Fussball
Welche Pläne der SV Waldhof Mannheim hat
„Hoffentlich bleibt das so“, sagte Marcel Seegert und blickte in Richtung des Himmels. „Heute war es bewölkt, das war gut so“, sagte der Kapitän des SV Waldhof und erinnerte sich an die tropische Hitze, die bis zum Wochenende noch über Mannheim und der Region lag. Zu hohe Temperaturen wünschen sich die Fußballer des SV Waldhof in den kommenden Wochen nicht, denn schweißtreibend wird es demnächst auch ohne quälende Sonnenstrahlen. Am Montag startete die Vorbereitung des Drittligisten, der nach den Plätzen neun und acht in den zurückliegenden Spielzeiten tabellarisch vorwärtskommen möchte. Die Grundlagen werden jetzt gelegt – auf dem Trainingsplatz und im Büro des Sportlichen Leiters.
„Wir haben vier Top-Abgänge, die wir kompensieren müssen. Das ist uns bewusst“, sagte Patrick Glöckner nach der ersten Übungseinheit mit der Mannschaft. Der Trainer ist zufrieden mit den bisherigen Verpflichtungen von Marc Schnatterer (1. FC Heidenheim) und Fridolin Wagner (KFC Uerdingen), gleichzeitig weiß der Fußballlehrer, dass es in seinem Kader noch an Qualität fehlt. Vor allem im zentralen Bereich im Mittelfeld, wo die Waldhöfer Max Christiansen (SpVgg Greuther Fürth) und Marco Schuster (SC Paderborn) verloren haben, klafft noch eine Lücke zwischen Anspruch und Wirklichkeit. Unruhig wirkte Glöckner gestern aber nicht. „Ich vertraue Jochen Kientz, dass er die richtigen Spieler findet“, sagte der Coach, fügte aber an: „Gerade auf diesen zentralen Positionen hilft es natürlich, wenn die Spieler frühzeitig zur Verfügung stehen.“
Es gilt, Abläufe zu automatisieren, ehe es in knapp fünf Wochen in der Liga losgeht. Immerhin 20 Akteure stehen derzeit schon unter Vertrag, von denen 17 am Montag mittrainierten. Gerrit Gohlke trainierte nach einer überstandenen Corona-Infektion nur leicht, Anton Donkor sowie Joseph Boyamba fehlten gänzlich, da sich beide wegen einer Infektion mit dem Covid-19-Erreger in Quarantäne befinden. Die Pandemie-Entspannung, die in den vergangenen Wochen in Deutschland spürbar wurde, hat einen Bogen um die Waldhöfer gemacht.
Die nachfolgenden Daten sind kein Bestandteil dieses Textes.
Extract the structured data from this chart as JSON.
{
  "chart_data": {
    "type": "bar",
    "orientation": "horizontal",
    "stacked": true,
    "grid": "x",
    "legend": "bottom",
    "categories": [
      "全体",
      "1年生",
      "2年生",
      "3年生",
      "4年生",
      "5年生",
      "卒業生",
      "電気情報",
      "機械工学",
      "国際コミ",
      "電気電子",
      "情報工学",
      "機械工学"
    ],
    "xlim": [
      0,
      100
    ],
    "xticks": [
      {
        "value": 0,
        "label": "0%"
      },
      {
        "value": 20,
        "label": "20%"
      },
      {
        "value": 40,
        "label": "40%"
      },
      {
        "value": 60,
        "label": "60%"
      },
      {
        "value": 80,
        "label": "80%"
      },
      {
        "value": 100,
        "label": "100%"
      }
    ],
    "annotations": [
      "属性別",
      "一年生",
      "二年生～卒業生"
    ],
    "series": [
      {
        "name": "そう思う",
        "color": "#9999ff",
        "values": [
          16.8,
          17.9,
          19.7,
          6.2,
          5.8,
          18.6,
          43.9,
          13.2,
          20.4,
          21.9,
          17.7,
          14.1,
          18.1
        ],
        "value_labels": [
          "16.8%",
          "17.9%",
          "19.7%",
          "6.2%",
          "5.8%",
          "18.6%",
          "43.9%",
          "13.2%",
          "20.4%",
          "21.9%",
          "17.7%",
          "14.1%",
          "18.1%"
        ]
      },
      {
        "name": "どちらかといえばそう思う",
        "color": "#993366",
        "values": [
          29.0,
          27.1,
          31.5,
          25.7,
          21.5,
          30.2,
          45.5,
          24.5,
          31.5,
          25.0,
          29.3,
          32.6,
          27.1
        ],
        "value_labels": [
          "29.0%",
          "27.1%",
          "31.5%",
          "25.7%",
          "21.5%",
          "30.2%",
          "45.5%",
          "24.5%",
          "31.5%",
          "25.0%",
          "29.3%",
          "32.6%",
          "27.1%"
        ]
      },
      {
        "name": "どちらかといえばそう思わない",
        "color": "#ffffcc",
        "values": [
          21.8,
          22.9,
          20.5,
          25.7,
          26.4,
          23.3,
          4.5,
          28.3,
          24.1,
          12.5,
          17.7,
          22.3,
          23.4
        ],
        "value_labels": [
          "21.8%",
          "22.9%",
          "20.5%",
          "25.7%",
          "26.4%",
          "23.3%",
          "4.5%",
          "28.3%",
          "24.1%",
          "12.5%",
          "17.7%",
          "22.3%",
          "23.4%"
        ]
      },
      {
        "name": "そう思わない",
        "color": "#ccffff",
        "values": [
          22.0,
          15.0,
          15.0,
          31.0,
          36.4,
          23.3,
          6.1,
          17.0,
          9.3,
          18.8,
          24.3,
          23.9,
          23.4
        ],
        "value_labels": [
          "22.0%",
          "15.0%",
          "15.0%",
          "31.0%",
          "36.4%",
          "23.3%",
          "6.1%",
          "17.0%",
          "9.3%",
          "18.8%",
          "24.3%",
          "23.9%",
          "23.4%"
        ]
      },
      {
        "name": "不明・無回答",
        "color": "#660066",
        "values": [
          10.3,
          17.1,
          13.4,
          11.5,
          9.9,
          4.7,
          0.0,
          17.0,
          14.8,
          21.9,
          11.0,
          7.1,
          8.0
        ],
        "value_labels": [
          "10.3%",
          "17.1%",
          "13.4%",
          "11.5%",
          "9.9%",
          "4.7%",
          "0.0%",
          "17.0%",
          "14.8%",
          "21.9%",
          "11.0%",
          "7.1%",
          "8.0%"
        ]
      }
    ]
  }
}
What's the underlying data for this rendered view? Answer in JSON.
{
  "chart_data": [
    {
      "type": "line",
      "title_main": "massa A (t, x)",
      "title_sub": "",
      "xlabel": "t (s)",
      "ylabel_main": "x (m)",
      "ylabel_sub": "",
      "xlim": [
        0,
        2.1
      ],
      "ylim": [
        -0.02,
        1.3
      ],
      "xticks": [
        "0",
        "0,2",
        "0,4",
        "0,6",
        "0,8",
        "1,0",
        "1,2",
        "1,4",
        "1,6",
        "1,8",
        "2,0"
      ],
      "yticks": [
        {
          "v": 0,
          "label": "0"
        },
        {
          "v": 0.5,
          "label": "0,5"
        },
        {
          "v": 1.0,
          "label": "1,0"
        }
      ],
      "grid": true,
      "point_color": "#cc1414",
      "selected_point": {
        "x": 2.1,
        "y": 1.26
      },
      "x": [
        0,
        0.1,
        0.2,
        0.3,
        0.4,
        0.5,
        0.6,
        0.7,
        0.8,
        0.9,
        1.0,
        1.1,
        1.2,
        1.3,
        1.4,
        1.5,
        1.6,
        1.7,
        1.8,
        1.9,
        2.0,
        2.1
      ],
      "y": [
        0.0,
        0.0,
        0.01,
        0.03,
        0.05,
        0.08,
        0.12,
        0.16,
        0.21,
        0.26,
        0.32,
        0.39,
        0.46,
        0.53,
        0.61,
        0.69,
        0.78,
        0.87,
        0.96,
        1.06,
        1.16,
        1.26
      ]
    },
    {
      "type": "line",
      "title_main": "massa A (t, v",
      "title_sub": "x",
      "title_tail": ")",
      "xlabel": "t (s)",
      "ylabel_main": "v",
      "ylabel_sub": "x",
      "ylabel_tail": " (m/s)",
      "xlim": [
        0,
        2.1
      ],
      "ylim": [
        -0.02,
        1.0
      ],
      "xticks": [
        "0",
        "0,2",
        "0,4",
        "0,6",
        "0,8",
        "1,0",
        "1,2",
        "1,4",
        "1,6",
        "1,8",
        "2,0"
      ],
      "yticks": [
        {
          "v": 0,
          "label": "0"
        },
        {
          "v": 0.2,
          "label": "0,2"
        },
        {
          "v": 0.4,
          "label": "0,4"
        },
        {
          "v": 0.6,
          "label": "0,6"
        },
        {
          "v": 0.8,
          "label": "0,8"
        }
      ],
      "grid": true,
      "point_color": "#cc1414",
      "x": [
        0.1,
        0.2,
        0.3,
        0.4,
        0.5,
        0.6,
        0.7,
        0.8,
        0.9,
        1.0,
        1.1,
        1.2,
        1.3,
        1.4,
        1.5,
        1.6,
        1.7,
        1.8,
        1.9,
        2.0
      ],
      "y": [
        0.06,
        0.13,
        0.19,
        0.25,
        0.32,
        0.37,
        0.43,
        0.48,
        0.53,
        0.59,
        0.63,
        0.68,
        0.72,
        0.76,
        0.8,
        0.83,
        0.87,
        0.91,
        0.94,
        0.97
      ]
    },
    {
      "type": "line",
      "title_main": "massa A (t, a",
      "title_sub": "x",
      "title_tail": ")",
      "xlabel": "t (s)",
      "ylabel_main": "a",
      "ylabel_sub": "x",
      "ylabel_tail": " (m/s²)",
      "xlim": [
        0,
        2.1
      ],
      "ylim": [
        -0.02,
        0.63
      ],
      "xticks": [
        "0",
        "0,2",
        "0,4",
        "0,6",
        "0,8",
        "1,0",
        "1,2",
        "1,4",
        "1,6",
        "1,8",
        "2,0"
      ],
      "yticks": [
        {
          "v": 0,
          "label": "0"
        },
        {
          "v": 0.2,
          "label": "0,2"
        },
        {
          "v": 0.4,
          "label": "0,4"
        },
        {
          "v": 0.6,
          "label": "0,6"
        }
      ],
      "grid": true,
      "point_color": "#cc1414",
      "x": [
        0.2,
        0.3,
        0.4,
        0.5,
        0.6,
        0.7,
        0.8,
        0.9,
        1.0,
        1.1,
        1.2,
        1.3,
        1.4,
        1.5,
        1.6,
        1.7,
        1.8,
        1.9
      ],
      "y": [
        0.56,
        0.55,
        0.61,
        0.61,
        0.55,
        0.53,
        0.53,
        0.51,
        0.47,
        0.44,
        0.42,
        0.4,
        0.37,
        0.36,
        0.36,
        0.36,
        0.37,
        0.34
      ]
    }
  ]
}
Erwartungen sind gestiegen
Davon ließen sich die Mannheimer die grundsätzlich gute Laune nicht verderben. Vermutlich liegt das auch daran, dass die Akteure keine klassische Vorbereitung mit vielen Dauerläufen im Wald erwartet. Sicher, die Grundlagen sollen in den kommenden Wochen gelegt werden, aber dabei soll es kein stures Konditionbolzen geben. „Wir gewöhnen die Jungs jetzt ein paar Einheiten wieder an den Umgang mit dem Ball, danach arbeiten wir an der defensiven Taktik und am Wochenende stehen auch offensiv ausgerichtete Inhalte auf dem Plan“, verriet Glöckner. Seine Spieler mussten im dreiwöchigen Urlaub ein paar Läufe zu absolvieren, um sich in eine ordentliche Verfassung zu bringen.
Die Erwartungen sind gestiegen, nach einem Jahr im Mittelfeld der Drittliga-Tabelle wollen sich die Waldhöfer wieder weiter nach oben orientieren. „Ich habe eine extreme Vorfreude“, sagte Kapitän Seegert – und meinte damit nicht nur die Rückkehr auf den Trainingsplatz, sondern auch die Aussichten auf die kommenden Monate. Mit den richtigen „Qualitätsspielern, die wir noch brauchen“ (Glöckner) fühlen sich die Blau-Schwarzen gut aufgestellt.